= Figure of the Earth =

Size and shape used to model the Earth for geodesy

In geodesy, the figure of the Earth is the size and shape used to model planet Earth. The kind of figure depends on application, including the precision needed for the model. A spherical Earth is a well-known historical approximation that is satisfactory for geography, astronomy and many other purposes. Several models with greater accuracy (including ellipsoid) have been developed so that coordinate systems can serve the precise needs of navigation, surveying, cadastre, land use, and various other concerns.

== Motivation ==
Earth's topographic surface is apparent with its variety of land forms and water areas. This topographic surface is generally the concern of topographers, hydrographers, and geophysicists. While it is the surface on which Earth measurements are made, mathematically modeling it while taking the irregularities into account would be extremely complicated.

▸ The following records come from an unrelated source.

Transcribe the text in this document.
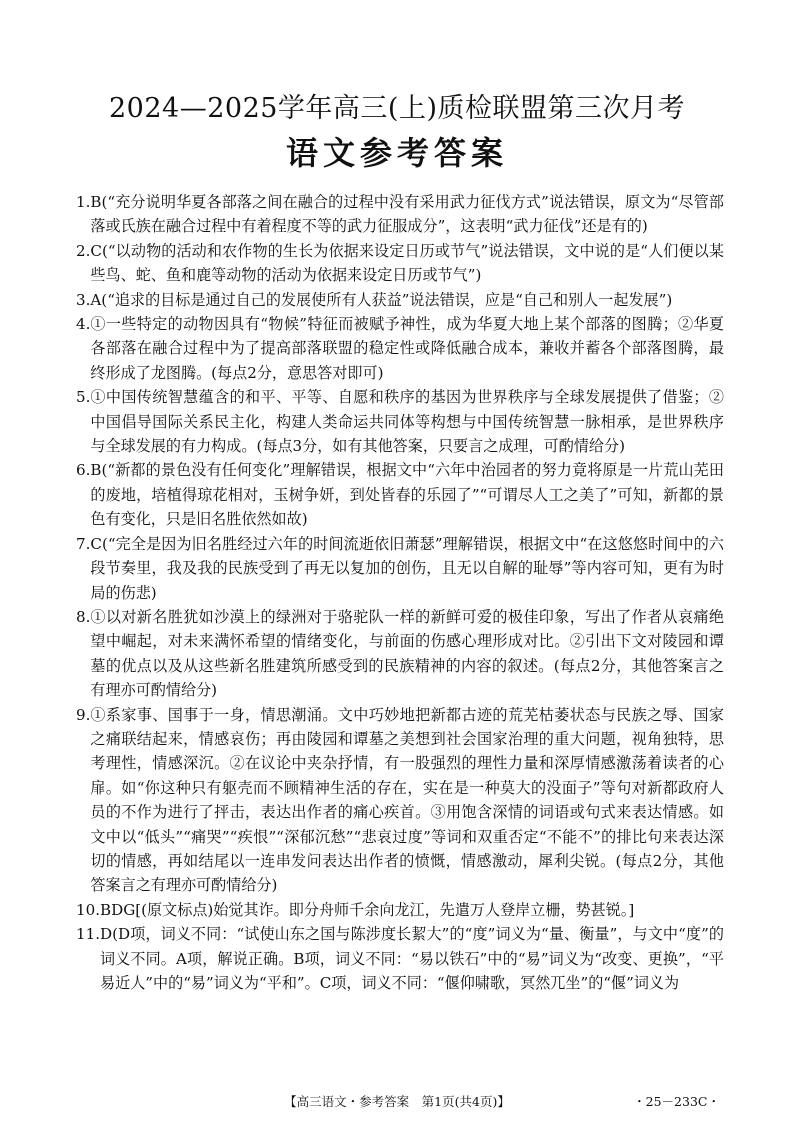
2024—2025学年高三(上)质检联盟第三次月考
语文参考答案
1. B(“充分说明华夏各部落之间在融合的过程中没有采用武力征伐方式”说法错误，原文为“尽管部落或氏族在融合过程中有着程度不等的武力征服成分”，这表明“武力征伐”还是有的)
2. C(“以动物的活动和农作物的生长为依据来设定日历或节气”说法错误，文中说的是“人们便以某些鸟、蛇、鱼和鹿等动物的活动为依据来设定日历或节气”)
3. A(“追求的目标是通过自己的发展使所有人获益”说法错误，应是“自己和别人一起发展”)
4. ①一些特定的动物因具有“物候”特征而被赋予神性，成为华夏大地上某个部落的图腾；②华夏各部落在融合过程中为了提高部落联盟的稳定性或降低融合成本，兼收并蓄各个部落图腾，最终形成了龙图腾。(每点2分，意思答对即可)
5. ①中国传统智慧蕴含的和平、平等、自愿和秩序的基因为世界秩序与全球发展提供了借鉴；②中国倡导国际关系民主化，构建人类命运共同体等构想与中国传统智慧一脉相承，是世界秩序与全球发展的有力构成。(每点3分，如有其他答案，只要言之成理，可酌情给分)
6. B(“新都的景色没有任何变化”理解错误，根据文中“六年中治园者的努力竟将原是一片荒山芜田的废地，培植得琼花相对，玉树争妍，到处皆春的乐园了”“可谓尽人工之美了”可知，新都的景色有变化，只是旧名胜依然如故)
7. C(“完全是因为旧名胜经过六年的时间流逝依旧萧瑟”理解错误，根据文中“在这悠悠时间中的六段节奏里，我及我的民族受到了再无以复加的创伤，且无以自解的耻辱”等内容可知，更有为时局的伤悲)
8. ①以对新名胜犹如沙漠上的绿洲对于骆驼队一样的新鲜可爱的极佳印象，写出了作者从哀痛绝望中崛起，对未来满怀希望的情绪变化，与前面的伤感心理形成对比。②引出下文对陵园和谭墓的优点以及从这些新名胜建筑所感受到的民族精神的内容的叙述。(每点2分，其他答案言之有理亦可酌情给分)
9. ①系家事、国事于一身，情思潮涌。文中巧妙地把新都古迹的荒芜枯萎状态与民族之辱、国家之痛联结起来，情感哀伤；再由陵园和谭墓之美想到社会国家治理的重大问题，视角独特，思考理性，情感深沉。②在议论中夹杂抒情，有一股强烈的理性力量和深厚情感激荡着读者的心扉。如“你这种只有躯壳而不顾精神生活的存在，实在是一种莫大的没面子”等句对新都政府人员的不作为进行了抨击，表达出作者的痛心疾首。③用饱含深情的词语或句式来表达情感。如文中以“低头”“痛哭”“疾恨”“深郁沉愁”“悲哀过度”等词和双重否定“不能不”的排比句来表达深切的情感，再如结尾以一连串发问表达出作者的愤慨，情感激动，犀利尖锐。(每点2分，其他答案言之有理亦可酌情给分)
10. BDG[(原文标点)始觉其诈。即分舟师千余向龙江，先遣万人登岸立栅，势甚锐。]
11. D(D项，词义不同：“试使山东之国与陈涉度长絜大”的“度”词义为“量、衡量”，与文中“度”的词义不同。A项，解说正确。B项，词义不同：“易以铁石”中的“易”词义为“改变、更换”，“平易近人”中的“易”词义为“平和”。C项，词义不同：“偃仰啸歌，冥然兀坐”的“偃”词义为
【高三语文・参考答案　第1页(共4页)】	・25－233C・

The Pythagorean concept of a spherical Earth offers a simple surface that is easy to deal with mathematically. Many astronomical and navigational computations use a sphere to model the Earth as a close approximation. However, a more accurate figure is needed for measuring distances and areas on the scale beyond the purely local. Better approximations can be made by modeling the entire surface as an oblate spheroid, using spherical harmonics to approximate the geoid, or modeling a region with a best-fit reference ellipsoid.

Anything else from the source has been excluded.